Friday, June 26, 2009

if today was your last day


wow i almost forgot my password for this site. i entered my facebook password instead, or was it my twitter password?

it's hard nowadays to remember each and every password i have. of course it would be easier to use the same password for all, but some websites tried to be more intelligent than the others by giving so much password-making restrictions.

i mean, duh.. it's not like i have any earth-shattering secrets that hackers feel the need to hack my passwords.

but i guess, being paranoid is a way of life nowadays. we look at unattended bags and think it belongs to some terrorists. people sneeze and we thought he has H1N1. i got a page from an unknown number in the office and i thought it was from HR.

you'd think what's so scary about getting a page from HR, right? it normally not, but that time i received it in a brink of the company implementing the RIF, or reduction-in-force. by the way,this must be the work of some think-tanks that thought replacing the word 'retrenchment' with some abbreviated unknown word will make the impact less devastating to the common ears.

''company XXX will implement RIF' certainly sounds better than 'company XXX will implement retrenchment' in the news. but for us that potentially affected, who are they kidding?

ok so i got that unknown page, asking me if i'm inside the plant, and if i do, i need to call a certain certain numbers. you know, at that moment, with every heartbeat, i was wondering, oh gosh oh gosh this could be from the HR telling me that i'm RIF-ed.

it turned out a page from another department about some work stuff. what a momentary relief. even when my boss put my fellow colleagues in the mail cc list when he replied me making me think that he was laying some groundworks for people to take over me. paranoid? i do think so.

so you see, that was why i was away for a while from the blogsphere. do you think i will blog when my rice bowl is in jeopardy? it's so much easier to just put vague status updates in facebook that only relevant people that know what's going on can relate too. at least you'd get some replies and know it wasn't totally all inside your head.

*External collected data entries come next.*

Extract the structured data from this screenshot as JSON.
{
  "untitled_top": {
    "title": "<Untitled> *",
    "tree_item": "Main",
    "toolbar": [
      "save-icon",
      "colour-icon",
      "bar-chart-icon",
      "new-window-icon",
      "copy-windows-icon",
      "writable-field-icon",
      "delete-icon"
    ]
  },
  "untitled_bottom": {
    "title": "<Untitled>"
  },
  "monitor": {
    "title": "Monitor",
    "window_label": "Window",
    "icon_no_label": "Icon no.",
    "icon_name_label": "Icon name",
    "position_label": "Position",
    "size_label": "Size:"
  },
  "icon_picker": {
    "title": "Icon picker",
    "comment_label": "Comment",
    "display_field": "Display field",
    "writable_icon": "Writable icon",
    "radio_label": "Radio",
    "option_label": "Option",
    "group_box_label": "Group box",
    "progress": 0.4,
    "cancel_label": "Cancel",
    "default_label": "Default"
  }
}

in the end, i survived the RIF.

or did i? define survive anyway. because when i think about it, i would get quite a huge payout if i were to (ok i still need to touch wood here) be affected. think about what i could do with all the money that could easily last me for a year. i could travel the world and reflect the reasons of my existance among other things. because let's be honest, when god created mankind, it's not purposely so they could work their asses off in some multi-national company, right? plus, what's good staying in the company that needs to do RIF anyway? maybe survive means the ability to get out sooner with a huge payouts.

instead, now the people who made it through are spoilt. how could they ever tender resignation anymore after this? there will be no payouts whatsoever. you leave empty-handed to a new place. doesn't sound attractive, huh?

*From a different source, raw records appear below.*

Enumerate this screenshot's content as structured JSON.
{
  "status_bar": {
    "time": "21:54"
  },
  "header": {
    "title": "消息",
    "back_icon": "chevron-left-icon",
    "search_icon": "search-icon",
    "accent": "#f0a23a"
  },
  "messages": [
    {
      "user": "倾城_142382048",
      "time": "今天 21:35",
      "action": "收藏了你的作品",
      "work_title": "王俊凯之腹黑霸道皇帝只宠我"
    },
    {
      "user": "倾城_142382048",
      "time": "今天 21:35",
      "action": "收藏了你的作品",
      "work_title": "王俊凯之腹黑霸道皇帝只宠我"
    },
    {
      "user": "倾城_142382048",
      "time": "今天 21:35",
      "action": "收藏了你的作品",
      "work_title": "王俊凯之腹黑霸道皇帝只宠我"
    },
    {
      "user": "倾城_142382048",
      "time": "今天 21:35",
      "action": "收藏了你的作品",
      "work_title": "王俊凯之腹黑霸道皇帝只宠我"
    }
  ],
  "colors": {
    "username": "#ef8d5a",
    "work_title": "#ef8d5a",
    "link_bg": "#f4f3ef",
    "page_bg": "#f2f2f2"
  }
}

but that's life. we go through it in phases. one time you're an active blogger, then you converted to a full-time facebooker and even forgot your blogger password. one time you're living a life that felt so stable, but then things happened and now you're not even sure if you could take another storm unscathed.

i guess, that's what makes us survivors. the dinasours probably couldn't handle all this changes when they were alive, so that's why they got extinct. you know, except those in the museums at night and land of the lost.

tonight, we are going to the KTV in town as a farewell gesture to this friend of us who got affected by the RIF. now that we all live in the world phase which is the aftermath of michael jackson's sudden death this morning, we are probably ended up doing an MJ tribute because truly, as recent events higlighted, nothing ever remains the same.